Charleston, South Carolina has existed in my mind as an ideal city for a couple years now. I've been thinking about places to live in my retirement, old age and dotage and the place comes up often. In fact, I was just discussing the subject this weekend with my sister's family from Rhode Island. Myself, I need woods and water, good food and good folks. I prefer no state taxes and a mix of urban density, local color and proximity to wilderness. My wife wants no snow, no rednecks & no boredom. Her requirements are much more difficult than mine. Unfortunately they land us in New Mexico and perhaps Eastern Washington. We may end up in New Zealand, after all.
My good friend BB has extolled the beauties of the island plantations down Charleston way, and I've checked out the real estate. I've often imagined our families enjoying the place together with dogs, golf and fishing. Delicious. But yesterday morning he tweeted out some alarm. He said it felt like being kicked in the chest. So I googled the headline and found nine shot to death.
I've already decided that there's nothing good to come of this awful news, but I am rather stunned at the rapidity with which the discussion around it has polarized itself into competing narratives of culpability. We all should know by now that it has become common practice in Obama's America to exploit tragedy for political 'teachable moments', but the extent to which this has gone finds me deeply troubled. It is as if respect for common sense and dignity has fallen completely out of social currency and every soul must go an extra mile to extract a moral toll from the public. We have, at last, destroyed the moment of silence. And I suppose that includes me simply by writing this.
So then if I must admonish, and I don't feel that I must, yet I fulfill the expectation, let me admonish towards common sense and dignity. If you cannot place a flower on the grave of the dead, then don't pepper your speech with their names. One homily will suffice, and that is the choice of the families of the dead. Heaven forbid they start the talk show circuit.
Here is a crime for which there is ample precedent for punishment. I am unabashed in my support for the death penalty although I am skeptical that many states are worthy of its responsibility. South Carolina, I don't know. Let justice be done.
I am not impressed with the grandstanding of identity, history, cultural significance or all of the other attributes shouting for recognition, attached to the tragedy as they are by the media mob. I wonder if some folks actually lack the sensitivity to be moved unless the race and religion of victims and perpetrators are lavished with attention. Should we have to know what happened 150 years ago in the church? No we should not. People are binding their conspiratorial worldviews to the actions of a maniac and spreading their suspicions upon totems of their fetishes. The Confederate battle flag did not cause this murder. The NRA didn't sanction it. The African Methodist Episcopal Church didn't have it coming to them. Unarmed Christians didn't deserve it. The City of Charleston did not create an environment conducive to it. Their police officers did not conspire to leave the suspect alive, contrary to normal behavior. The reporting of the media by not including the word 'terrorism' is not significant. I would like to think of myself, and so I counsel myself to be a sober judge of events. A sober judge is, after all and in the end, the sort of human being we human beings are most likely to face and heed in the aftermath of tragedy and pursuit of justice.

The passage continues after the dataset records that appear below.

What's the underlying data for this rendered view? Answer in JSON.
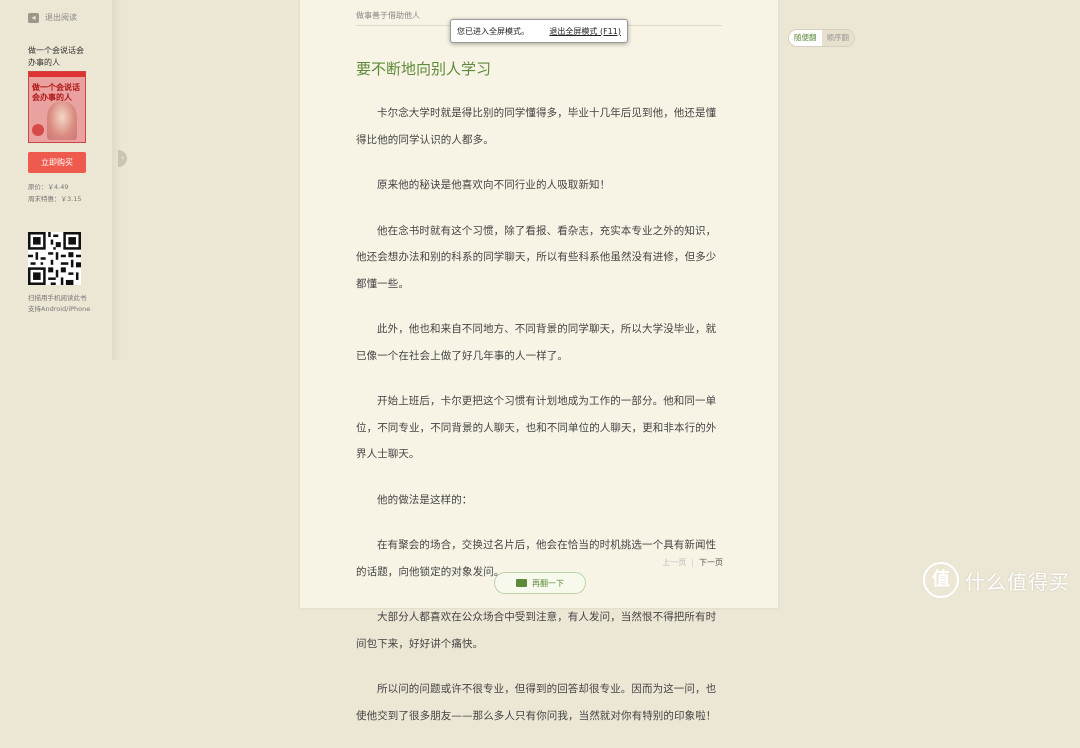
{
  "sidebar": {
    "exit_label": "退出阅读",
    "book_title": "做一个会说话会办事的人",
    "cover_text": "做一个会说话会办事的人",
    "buy_label": "立即购买",
    "original_price": "原价：￥4.49",
    "weekend_price": "周末特惠：￥3.15",
    "qr_caption_1": "扫描用手机阅读此书",
    "qr_caption_2": "支持Android/iPhone"
  },
  "page": {
    "header": "做事善于借助他人",
    "title": "要不断地向别人学习",
    "paragraphs": [
      "卡尔念大学时就是得比别的同学懂得多，毕业十几年后见到他，他还是懂得比他的同学认识的人都多。",
      "原来他的秘诀是他喜欢向不同行业的人吸取新知！",
      "他在念书时就有这个习惯，除了看报、看杂志，充实本专业之外的知识，他还会想办法和别的科系的同学聊天，所以有些科系他虽然没有进修，但多少都懂一些。",
      "此外，他也和来自不同地方、不同背景的同学聊天，所以大学没毕业，就已像一个在社会上做了好几年事的人一样了。",
      "开始上班后，卡尔更把这个习惯有计划地成为工作的一部分。他和同一单位，不同专业，不同背景的人聊天，也和不同单位的人聊天，更和非本行的外界人士聊天。",
      "他的做法是这样的：",
      "在有聚会的场合，交换过名片后，他会在恰当的时机挑选一个具有新闻性的话题，向他锁定的对象发问。",
      "大部分人都喜欢在公众场合中受到注意，有人发问，当然恨不得把所有时间包下来，好好讲个痛快。",
      "所以问的问题或许不很专业，但得到的回答却很专业。因而为这一问，也使他交到了很多朋友——那么多人只有你问我，当然就对你有特别的印象啦！"
    ],
    "prev_label": "上一页",
    "next_label": "下一页",
    "again_label": "再翻一下"
  },
  "fullscreen_notice": {
    "message": "您已进入全屏模式。",
    "exit_label": "退出全屏模式 (F11)"
  },
  "mode_toggle": {
    "active": "随便翻",
    "inactive": "顺序翻"
  },
  "watermark": {
    "logo": "值",
    "text": "什么值得买"
  },
  "colors": {
    "accent_green": "#5d8a3a",
    "buy_red": "#ef5a4f",
    "page_bg": "#f8f4e5",
    "app_bg": "#ece6d4"
  }
}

It's about time for me to drop the mic, or gavel as it were, and observe my own respectful silence. Before I do, tipping my hat to Walter Sobchak, I'll hand it to a man who speaks for the ages.
"Men are qualified for liberty in exact proportion to their disposition to put moral chains upon their own appetites,—in proportion as their love of justice is above their rapacity — in proportion as their soundness and sobriety and understanding is above their vanity and presumption — in proportion as they are more disposed to listen to the counsels of the wise and good, in preference to the flattery of knaves. Society cannot exist, unless a controlling power upon will and appetite be placed somewhere; and the less of it there is within, the more there must be without. It is ordained in the eternal constitution of things, that men of intemperate minds cannot be free. Their passions forge their fetters."
Edmund Burke. “Letter to a Member of the National Assembly,” 1791.
The Works of the Right Honorable Edmund Burke, vol. 4, pp. 51–52 (1899).